Houghton Mifflin Social Studies
America Will Be
What Your Child is Learning in Unit 7: "Finding America's Future"
In the next few weeks, your child will learn how America changed after the Civil War as people moved from the farms to large cities. He or she will study the growth of railroads and the steel industry and examine their impact on the lives of workers. Your child will also examine the effects of settling the Great Plains, and the arrival of millions of immigrants.
Activities You Can Do at Home to Support Your Child's Learning
Chapter 19 Life in a Changing America
- Your child will learn how changes, such as the growth of factories, brought both progress and problems. Discuss with him or her the benefits and problems associated with using many everyday items. For example, wrapping food in plastic can keep it fresh, but after the plastic is discarded, it becomes a waste disposal problem. Work to come up with three such items, and talk about the pros and cons of each.
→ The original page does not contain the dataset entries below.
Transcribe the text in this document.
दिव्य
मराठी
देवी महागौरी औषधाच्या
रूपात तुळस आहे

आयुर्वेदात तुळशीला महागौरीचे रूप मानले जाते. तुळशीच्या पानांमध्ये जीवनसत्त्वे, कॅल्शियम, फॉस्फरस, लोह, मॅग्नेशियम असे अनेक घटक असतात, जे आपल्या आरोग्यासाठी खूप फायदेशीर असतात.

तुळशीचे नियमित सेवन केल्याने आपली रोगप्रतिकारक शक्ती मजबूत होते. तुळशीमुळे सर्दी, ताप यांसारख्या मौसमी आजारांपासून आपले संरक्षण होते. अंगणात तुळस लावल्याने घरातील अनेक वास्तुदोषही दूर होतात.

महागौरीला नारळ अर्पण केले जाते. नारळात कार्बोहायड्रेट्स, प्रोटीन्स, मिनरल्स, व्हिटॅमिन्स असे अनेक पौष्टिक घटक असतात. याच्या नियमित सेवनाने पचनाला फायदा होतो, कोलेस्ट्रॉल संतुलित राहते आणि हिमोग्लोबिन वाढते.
- Help your child understand the rich diversity brought to our country by eastern and southern European immigrants. Ask him or her to point out foods in the grocery store, such as pirogi or spaghetti, or feta cheese, that come from these countries.
Chapter 20 Keeping America's Promise
- Help your child understand the struggles of different groups for civil rights. Discuss how laws and attitudes can discriminate against a group and how people can change that. Point out how one group, African Americans, worked together to overturn laws that discriminated against them.
- Discuss with your child how citizenship brings both rights and responsibilities. Together, create a chart that shows different aspects of citizenship. Rights might include freedom of speech and religion. Responsibilities might include obeying laws and for adults, voting in elections.